ROLES OF HD-ZIP III GENES IN VASCULAR DEVELOPMENT
Vascular development involves the formation of provascular cells that give rise to the procambium and after specific events of cytodifferentiation, to both conducting tissues (Steeves and Sussex, 1989). The histological analysis of transgenic plants suggests that ATHB-8 is likely to act as a differentiation-promoting transcription factor regulating the activity of procambial and cambial cells. The expression of ATHB-8 is modulated by auxin. As a positive regulator, auxin activates the provascular cells, which stimulate the expression of the ATHB-8 gene and subsequently, cell division and cyto-differentiation toward the formation of the vascular tissue. Through the transgenic tobacco experiment (Baima et al., 1995), it is suggested that ATHB-8 is involved in revascularization processes caused by wounding.
CONCLUSIONS
In the plant lifespan post-embryogenesis is important and complex, which relates to a precise order of events ensuring the correct relative positioning of embryonic organs the shoot and root stem-cell systems (i.e., meristems), cotyledons and the hypocotyl and the correct arrangement of different cell types within each organ. Apical embryo patterning, postembryonic meristem initiation, leaf polarity and vascular development have been found to be regulated by a series of genes and plant hormones, among which HD-Zip III genes are research hot spots in last three years. Class III HD-Zip genes are found to be involved in the processes during embryogenesis: the establishment of apical bilateral symmetry and the establishment of the shoot apical meristem (SAM). CAN (Class III HD-Zip) can promote differentiation by repressing WUS expression and keep the balance between stem cell specification and differentiation and regulates the postembryonic meristem initiation. Class III HD-Zip transcription factors also involve in auxin mediated polarity. Class III HD-Zip genes downregulated on the abaxial side by miRNAs and by KANADI can specify adaxial development. Finally ATHB-8 modulated by auxin, as a differentiation-promoting transcription factor regulates the activity of procambial and cambial cells and promotes formation of the vascular tissue.

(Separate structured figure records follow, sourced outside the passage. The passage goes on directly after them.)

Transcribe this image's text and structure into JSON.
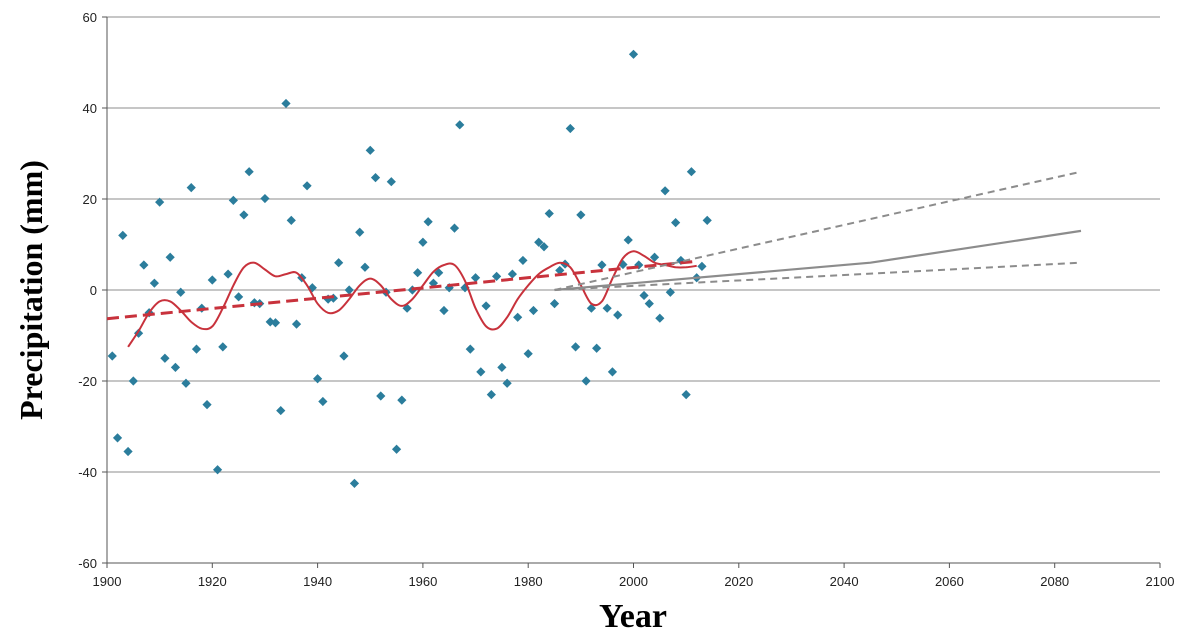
{
  "chart_data": {
    "type": "scatter",
    "title": "",
    "xlabel": "Year",
    "ylabel": "Precipitation (mm)",
    "xlim": [
      1900,
      2100
    ],
    "ylim": [
      -60,
      60
    ],
    "x_ticks": [
      1900,
      1920,
      1940,
      1960,
      1980,
      2000,
      2020,
      2040,
      2060,
      2080,
      2100
    ],
    "y_ticks": [
      -60,
      -40,
      -20,
      0,
      20,
      40,
      60
    ],
    "grid": "horizontal",
    "legend": "none",
    "colors": {
      "points": "#2b7d9c",
      "smooth": "#c8323c",
      "trend": "#c8323c",
      "projection": "#8c8c8c",
      "grid": "#8c8c8c"
    },
    "series": [
      {
        "style": "scatter",
        "x": [
          1901,
          1902,
          1903,
          1904,
          1905,
          1906,
          1907,
          1908,
          1909,
          1910,
          1911,
          1912,
          1913,
          1914,
          1915,
          1916,
          1917,
          1918,
          1919,
          1920,
          1921,
          1922,
          1923,
          1924,
          1925,
          1926,
          1927,
          1928,
          1929,
          1930,
          1931,
          1932,
          1933,
          1934,
          1935,
          1936,
          1937,
          1938,
          1939,
          1940,
          1941,
          1942,
          1943,
          1944,
          1945,
          1946,
          1947,
          1948,
          1949,
          1950,
          1951,
          1952,
          1953,
          1954,
          1955,
          1956,
          1957,
          1958,
          1959,
          1960,
          1961,
          1962,
          1963,
          1964,
          1965,
          1966,
          1967,
          1968,
          1969,
          1970,
          1971,
          1972,
          1973,
          1974,
          1975,
          1976,
          1977,
          1978,
          1979,
          1980,
          1981,
          1982,
          1983,
          1984,
          1985,
          1986,
          1987,
          1988,
          1989,
          1990,
          1991,
          1992,
          1993,
          1994,
          1995,
          1996,
          1997,
          1998,
          1999,
          2000,
          2001,
          2002,
          2003,
          2004,
          2005,
          2006,
          2007,
          2008,
          2009,
          2010,
          2011,
          2012,
          2013,
          2014
        ],
        "y": [
          -14.5,
          -32.5,
          12,
          -35.5,
          -20,
          -9.5,
          5.5,
          -5,
          1.5,
          19.3,
          -15,
          7.2,
          -17,
          -0.5,
          -20.5,
          22.5,
          -13,
          -4,
          -25.2,
          2.2,
          -39.5,
          -12.5,
          3.5,
          19.7,
          -1.5,
          16.5,
          26,
          -2.8,
          -3,
          20.1,
          -7,
          -7.2,
          -26.5,
          41,
          15.3,
          -7.5,
          2.7,
          22.9,
          0.5,
          -19.5,
          -24.5,
          -2,
          -1.8,
          6,
          -14.5,
          0,
          -42.5,
          12.7,
          5,
          30.7,
          24.7,
          -23.3,
          -0.5,
          23.8,
          -35,
          -24.2,
          -4,
          0,
          3.8,
          10.5,
          15,
          1.5,
          3.8,
          -4.5,
          0.5,
          13.6,
          36.3,
          0.5,
          -13,
          2.7,
          -18,
          -3.5,
          -23,
          3,
          -17,
          -20.5,
          3.5,
          -6,
          6.5,
          -14,
          -4.5,
          10.5,
          9.5,
          16.8,
          -3,
          4.3,
          5.7,
          35.5,
          -12.5,
          16.5,
          -20,
          -4,
          -12.8,
          5.5,
          -4,
          -18,
          -5.5,
          5.6,
          11,
          51.8,
          5.5,
          -1.2,
          -3,
          7.2,
          -6.2,
          21.8,
          -0.5,
          14.8,
          6.5,
          -23,
          26,
          2.7,
          5.2,
          15.3
        ]
      },
      {
        "style": "smoothed-line",
        "x": [
          1904,
          1906,
          1908,
          1910,
          1912,
          1914,
          1916,
          1918,
          1920,
          1922,
          1924,
          1926,
          1928,
          1930,
          1932,
          1934,
          1936,
          1938,
          1940,
          1942,
          1944,
          1946,
          1948,
          1950,
          1952,
          1954,
          1956,
          1958,
          1960,
          1962,
          1964,
          1966,
          1968,
          1970,
          1972,
          1974,
          1976,
          1978,
          1980,
          1982,
          1984,
          1986,
          1988,
          1990,
          1992,
          1994,
          1996,
          1998,
          2000,
          2002,
          2004,
          2006,
          2008,
          2010,
          2012
        ],
        "y": [
          -12.5,
          -9,
          -5,
          -2.5,
          -2.5,
          -4.5,
          -7,
          -8.5,
          -8,
          -4,
          1,
          5,
          6,
          4.5,
          3,
          3.5,
          3.8,
          1,
          -3,
          -5,
          -4.5,
          -2,
          1,
          2.5,
          1,
          -2,
          -3.5,
          -2,
          1,
          4,
          5.5,
          5.5,
          2,
          -4,
          -8,
          -8.5,
          -6,
          -2,
          1,
          3.5,
          5,
          6,
          5,
          1,
          -3,
          -2.5,
          2.5,
          7,
          8.5,
          7.5,
          6,
          5.5,
          5,
          5,
          5.3
        ]
      },
      {
        "style": "dashed-trend",
        "x": [
          1900,
          2012
        ],
        "y": [
          -6.3,
          6.3
        ]
      },
      {
        "style": "projection-line",
        "x": [
          1985,
          2045,
          2085
        ],
        "y": [
          0,
          6,
          13
        ]
      },
      {
        "style": "projection-upper-dashed",
        "x": [
          1985,
          2085
        ],
        "y": [
          0,
          26
        ]
      },
      {
        "style": "projection-lower-dashed",
        "x": [
          1985,
          2085
        ],
        "y": [
          0,
          6
        ]
      }
    ]
  }
}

By suppression subtractive hybridization (SSH), we isolated a class III HD-Zip gene GbHB1 (NCBI AY966446). Transformation study showed that it could partially recover the type ifl1 mutant of Arabidopsis, suggesting that GbHB1 has a role in vascular development (data not shown). Although dramatically progress has been made in this area, there is still a long way to unveil the precise mechanism of class III HD-Zip genes in plant development.
ACKNOWLEDGMENTS
This research is financially supported by the National Basic Research Program (973) of China (No.2004CB117300) and China Ministry of Education.